Mas o negócio realmente sinistro foi apontado por Thomas Lecaque, novamente na máquina elétrica do Twitter. Lecaque é um historiador da Idade Média e especificamente das Cruzadas, provavelmente o ponto alto do nacionalismo cristão. Lecaque deu uma olhada nos planos da Coalizão Nacional Direito à Vida para um regime legal uma vez Roe vs Wade é derrubado, e ele observou, corretamente, que o programa se lê como o Fugitive Slave Act redesenhado pela Alemanha Oriental Stasi. A partir de o documento :

A 2ª parte é um regime de execução eficaz. Tradicionalmente, as leis do aborto dependiam da aplicação criminal para tornar as leis pró-vida eficazes na proteção da vida nascituro. No entanto, as realidades atuais exigem um regime de aplicação muito mais robusto do que a dependência de penalidades criminais.
Serão necessárias leis que impeçam que as leis de telessaúde sejam exploradas para abortos ilegais e novas leis para impedir o tráfico de menores para abortos ilegais.
Ajudar ou favorecer um aborto ilegal deve incluir, mas não se limitar a: (1) dar instruções por telefone, internet ou qualquer outro meio de comunicação sobre abortos autoadministrados ou meios para obter um aborto ilegal; (3) hospedar ou manter um site, ou fornecer serviço de internet, que encoraje ou facilite os esforços para obter um aborto ilegal; (4) oferecer ou fornecer serviços ilegais de “doula do aborto”; e (5) fornecer encaminhamento a um provedor de aborto ilegal. As penalidades por tal conspiração, e por tal ajuda ou cumplicidade, estariam sujeitas à defesa afirmativa de um médico realizar um aborto que salva vidas.
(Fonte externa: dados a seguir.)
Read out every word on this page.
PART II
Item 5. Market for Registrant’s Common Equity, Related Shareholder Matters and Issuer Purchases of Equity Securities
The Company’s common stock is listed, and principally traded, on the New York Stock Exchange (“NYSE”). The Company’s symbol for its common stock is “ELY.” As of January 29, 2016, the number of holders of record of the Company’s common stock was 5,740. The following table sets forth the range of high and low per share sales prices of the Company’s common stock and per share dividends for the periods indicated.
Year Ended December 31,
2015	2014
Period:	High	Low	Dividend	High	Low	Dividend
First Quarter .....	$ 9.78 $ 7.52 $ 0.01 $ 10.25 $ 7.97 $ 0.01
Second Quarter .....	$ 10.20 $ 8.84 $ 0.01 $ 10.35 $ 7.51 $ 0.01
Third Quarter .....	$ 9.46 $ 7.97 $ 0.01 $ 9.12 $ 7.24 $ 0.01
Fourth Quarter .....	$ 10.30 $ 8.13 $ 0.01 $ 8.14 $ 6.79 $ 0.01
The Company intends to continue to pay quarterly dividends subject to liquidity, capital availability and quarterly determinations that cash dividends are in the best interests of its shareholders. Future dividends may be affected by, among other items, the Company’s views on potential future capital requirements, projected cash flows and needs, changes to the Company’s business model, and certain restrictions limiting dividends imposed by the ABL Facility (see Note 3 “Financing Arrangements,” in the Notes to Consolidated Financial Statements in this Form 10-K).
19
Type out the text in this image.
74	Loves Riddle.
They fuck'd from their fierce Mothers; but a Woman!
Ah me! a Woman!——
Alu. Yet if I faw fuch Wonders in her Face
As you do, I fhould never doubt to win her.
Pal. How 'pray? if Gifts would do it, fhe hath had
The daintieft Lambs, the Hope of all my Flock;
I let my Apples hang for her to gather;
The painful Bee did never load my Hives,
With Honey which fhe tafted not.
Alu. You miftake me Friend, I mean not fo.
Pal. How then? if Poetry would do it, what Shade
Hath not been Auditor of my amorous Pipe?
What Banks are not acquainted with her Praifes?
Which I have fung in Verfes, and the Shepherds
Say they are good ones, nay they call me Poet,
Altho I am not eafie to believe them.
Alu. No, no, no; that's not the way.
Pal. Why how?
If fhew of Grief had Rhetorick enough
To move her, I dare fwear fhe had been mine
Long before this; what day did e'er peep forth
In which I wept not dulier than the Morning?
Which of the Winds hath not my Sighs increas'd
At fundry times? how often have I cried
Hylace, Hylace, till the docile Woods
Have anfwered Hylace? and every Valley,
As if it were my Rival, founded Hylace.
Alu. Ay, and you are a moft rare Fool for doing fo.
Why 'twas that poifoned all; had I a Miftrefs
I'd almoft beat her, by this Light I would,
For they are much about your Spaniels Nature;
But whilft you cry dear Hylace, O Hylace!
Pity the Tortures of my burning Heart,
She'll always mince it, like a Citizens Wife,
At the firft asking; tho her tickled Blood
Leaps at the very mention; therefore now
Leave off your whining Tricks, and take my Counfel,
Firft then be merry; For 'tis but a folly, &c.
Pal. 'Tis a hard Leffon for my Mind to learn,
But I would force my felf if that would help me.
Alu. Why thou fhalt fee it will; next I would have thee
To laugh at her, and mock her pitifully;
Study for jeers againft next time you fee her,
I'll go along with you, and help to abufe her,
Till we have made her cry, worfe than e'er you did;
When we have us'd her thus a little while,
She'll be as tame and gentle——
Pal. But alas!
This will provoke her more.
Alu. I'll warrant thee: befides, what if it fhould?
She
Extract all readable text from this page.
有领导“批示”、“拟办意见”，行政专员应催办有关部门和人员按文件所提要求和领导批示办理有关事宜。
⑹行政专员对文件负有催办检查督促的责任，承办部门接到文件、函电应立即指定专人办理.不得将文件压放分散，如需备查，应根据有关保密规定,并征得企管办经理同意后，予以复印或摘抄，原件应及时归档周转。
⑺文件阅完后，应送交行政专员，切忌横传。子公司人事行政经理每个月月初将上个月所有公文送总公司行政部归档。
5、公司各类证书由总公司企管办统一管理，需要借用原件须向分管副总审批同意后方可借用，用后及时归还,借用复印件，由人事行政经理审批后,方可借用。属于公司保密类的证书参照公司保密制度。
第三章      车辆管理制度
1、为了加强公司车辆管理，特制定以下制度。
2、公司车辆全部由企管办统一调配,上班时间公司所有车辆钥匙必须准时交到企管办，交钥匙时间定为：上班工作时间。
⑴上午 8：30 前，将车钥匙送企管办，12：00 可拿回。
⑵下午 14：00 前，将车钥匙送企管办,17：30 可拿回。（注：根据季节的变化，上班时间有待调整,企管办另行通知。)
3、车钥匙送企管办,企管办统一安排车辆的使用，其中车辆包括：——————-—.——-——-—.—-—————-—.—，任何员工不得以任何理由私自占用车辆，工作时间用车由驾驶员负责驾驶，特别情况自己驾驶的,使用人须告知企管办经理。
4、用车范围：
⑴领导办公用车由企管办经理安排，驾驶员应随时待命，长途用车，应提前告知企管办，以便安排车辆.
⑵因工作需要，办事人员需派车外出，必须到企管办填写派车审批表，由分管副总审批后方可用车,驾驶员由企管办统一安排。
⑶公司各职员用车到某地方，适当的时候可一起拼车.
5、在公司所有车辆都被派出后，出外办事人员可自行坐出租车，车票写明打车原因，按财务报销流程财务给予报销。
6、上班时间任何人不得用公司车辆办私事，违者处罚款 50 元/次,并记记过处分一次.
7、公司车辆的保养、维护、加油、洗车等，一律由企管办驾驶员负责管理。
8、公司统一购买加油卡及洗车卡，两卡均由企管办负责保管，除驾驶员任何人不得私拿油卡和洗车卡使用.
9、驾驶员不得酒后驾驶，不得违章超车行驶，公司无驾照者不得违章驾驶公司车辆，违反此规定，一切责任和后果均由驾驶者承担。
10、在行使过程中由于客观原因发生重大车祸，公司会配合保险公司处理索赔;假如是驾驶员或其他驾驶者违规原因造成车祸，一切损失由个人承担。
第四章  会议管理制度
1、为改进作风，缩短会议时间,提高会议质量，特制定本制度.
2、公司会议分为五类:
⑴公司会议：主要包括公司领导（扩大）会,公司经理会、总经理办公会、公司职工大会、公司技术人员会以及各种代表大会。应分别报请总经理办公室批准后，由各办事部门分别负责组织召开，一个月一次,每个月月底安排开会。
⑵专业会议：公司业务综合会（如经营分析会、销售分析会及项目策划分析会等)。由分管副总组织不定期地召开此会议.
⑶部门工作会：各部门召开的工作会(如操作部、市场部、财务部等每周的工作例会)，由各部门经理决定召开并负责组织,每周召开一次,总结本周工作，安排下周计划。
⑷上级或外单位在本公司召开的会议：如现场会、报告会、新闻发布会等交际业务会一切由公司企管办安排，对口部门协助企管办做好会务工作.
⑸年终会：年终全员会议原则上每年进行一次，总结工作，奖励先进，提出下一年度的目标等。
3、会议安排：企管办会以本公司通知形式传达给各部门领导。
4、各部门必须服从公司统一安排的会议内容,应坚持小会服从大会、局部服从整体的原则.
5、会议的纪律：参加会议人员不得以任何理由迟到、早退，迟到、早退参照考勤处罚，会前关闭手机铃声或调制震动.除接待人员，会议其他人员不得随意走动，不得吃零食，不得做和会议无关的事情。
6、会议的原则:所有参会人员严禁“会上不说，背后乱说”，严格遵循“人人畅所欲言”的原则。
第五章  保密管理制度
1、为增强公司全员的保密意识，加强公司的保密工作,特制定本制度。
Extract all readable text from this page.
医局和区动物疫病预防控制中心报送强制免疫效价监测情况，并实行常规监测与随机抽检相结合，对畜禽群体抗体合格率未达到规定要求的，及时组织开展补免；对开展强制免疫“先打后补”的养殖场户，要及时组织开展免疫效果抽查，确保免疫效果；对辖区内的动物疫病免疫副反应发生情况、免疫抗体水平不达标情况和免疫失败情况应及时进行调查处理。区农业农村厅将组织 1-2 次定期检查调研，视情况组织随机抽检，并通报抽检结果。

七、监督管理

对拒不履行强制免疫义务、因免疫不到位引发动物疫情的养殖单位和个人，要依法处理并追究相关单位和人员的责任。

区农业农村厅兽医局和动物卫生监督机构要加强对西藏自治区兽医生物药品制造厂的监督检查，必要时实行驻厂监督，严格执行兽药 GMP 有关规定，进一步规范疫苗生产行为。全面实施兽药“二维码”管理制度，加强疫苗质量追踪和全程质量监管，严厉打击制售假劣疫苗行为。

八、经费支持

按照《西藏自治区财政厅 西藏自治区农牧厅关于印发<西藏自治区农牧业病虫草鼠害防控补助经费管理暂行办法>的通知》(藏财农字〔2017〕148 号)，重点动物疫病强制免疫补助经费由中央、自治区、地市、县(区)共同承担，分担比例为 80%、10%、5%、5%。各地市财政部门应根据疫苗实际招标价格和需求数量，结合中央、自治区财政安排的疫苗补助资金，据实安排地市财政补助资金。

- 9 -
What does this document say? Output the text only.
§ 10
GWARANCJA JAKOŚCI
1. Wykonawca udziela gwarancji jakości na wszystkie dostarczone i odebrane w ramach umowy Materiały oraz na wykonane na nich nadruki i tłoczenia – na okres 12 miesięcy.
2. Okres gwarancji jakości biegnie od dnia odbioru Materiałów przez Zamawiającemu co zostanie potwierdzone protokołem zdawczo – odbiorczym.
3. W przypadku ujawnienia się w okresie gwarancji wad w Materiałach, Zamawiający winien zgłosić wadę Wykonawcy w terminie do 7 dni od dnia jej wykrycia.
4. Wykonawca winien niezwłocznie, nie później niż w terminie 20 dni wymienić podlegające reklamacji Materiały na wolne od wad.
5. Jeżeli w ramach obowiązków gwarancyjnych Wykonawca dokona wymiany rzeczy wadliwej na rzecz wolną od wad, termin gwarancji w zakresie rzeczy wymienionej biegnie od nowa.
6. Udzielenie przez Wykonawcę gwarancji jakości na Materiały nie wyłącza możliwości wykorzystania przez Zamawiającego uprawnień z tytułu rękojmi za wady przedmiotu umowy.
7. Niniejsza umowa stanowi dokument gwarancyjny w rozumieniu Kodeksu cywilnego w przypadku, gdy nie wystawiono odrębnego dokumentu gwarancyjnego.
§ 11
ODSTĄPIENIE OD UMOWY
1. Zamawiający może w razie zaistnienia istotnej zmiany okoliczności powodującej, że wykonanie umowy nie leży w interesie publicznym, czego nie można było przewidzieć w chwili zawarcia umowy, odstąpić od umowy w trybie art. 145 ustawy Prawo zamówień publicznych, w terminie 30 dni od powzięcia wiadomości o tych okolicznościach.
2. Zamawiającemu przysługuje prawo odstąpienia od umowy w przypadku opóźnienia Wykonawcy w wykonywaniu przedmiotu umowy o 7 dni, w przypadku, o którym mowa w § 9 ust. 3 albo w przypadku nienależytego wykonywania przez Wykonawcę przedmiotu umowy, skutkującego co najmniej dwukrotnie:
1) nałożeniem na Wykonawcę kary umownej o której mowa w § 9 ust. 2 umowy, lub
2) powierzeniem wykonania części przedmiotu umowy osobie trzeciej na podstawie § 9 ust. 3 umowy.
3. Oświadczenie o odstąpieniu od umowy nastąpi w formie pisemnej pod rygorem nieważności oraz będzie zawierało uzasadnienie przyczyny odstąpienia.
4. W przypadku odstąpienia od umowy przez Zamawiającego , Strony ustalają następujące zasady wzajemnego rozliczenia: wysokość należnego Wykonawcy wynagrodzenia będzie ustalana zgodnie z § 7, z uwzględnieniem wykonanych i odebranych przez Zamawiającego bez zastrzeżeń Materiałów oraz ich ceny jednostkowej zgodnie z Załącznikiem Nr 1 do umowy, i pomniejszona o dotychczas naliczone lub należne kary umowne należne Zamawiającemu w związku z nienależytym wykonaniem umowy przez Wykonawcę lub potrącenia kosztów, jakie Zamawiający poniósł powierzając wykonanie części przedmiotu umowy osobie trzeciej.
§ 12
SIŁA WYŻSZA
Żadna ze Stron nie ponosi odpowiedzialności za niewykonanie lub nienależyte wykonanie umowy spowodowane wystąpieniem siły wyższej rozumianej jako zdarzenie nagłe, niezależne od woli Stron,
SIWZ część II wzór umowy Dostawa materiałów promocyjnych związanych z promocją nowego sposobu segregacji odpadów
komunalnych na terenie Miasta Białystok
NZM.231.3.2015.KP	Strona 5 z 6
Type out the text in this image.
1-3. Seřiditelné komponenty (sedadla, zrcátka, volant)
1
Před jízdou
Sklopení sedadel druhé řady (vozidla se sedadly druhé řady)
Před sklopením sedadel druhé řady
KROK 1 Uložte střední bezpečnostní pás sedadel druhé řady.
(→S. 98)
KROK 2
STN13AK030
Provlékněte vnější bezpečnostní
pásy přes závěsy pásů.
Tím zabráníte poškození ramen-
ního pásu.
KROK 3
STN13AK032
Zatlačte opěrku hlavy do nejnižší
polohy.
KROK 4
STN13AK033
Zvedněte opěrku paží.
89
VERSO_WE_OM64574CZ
Para garantir ainda mais a aplicação significativa contra a realização de abortos ilegais, recomendamos o estabelecimento de recursos civis a serem interpostos por autoridades estaduais ou locais apropriadas e por pessoas relacionadas à mulher grávida. Isso permitiria uma ação civil contra uma pessoa ou entidade que viole qualquer disposição da lei do aborto para uma medida cautelar suficiente para evitar futuras violações; por danos compensatórios se o autor tiver sofrido lesão ou dano real da conduta do réu; por danos punitivos, pagáveis ​​à organização sem fins lucrativos de escolha do autor que presta serviços a mulheres grávidas; e por custos e honorários advocatícios razoáveis.
Recomendamos que uma ação civil por morte culposa de um nascituro esteja disponível para a mulher que realizou um aborto ilegal, o pai do nascituro e os pais de um menor, permitindo a recuperação de danos compensatórios e punitivos, e custas judiciais e honorários advocatícios razoáveis.

Você não precisa ser clarividente para sentir a agitação nas sebes aqui. A única maneira de promulgar e fazer cumprir essas disposições é criar, de uma forma ou de outra, o que Lecaque chama corretamente de “estado de vigilância nacionalista cristão”, completo com intrometidos e informantes. Eles estão jogando por tudo aqui, e não há nada divinamente inspirado nisso.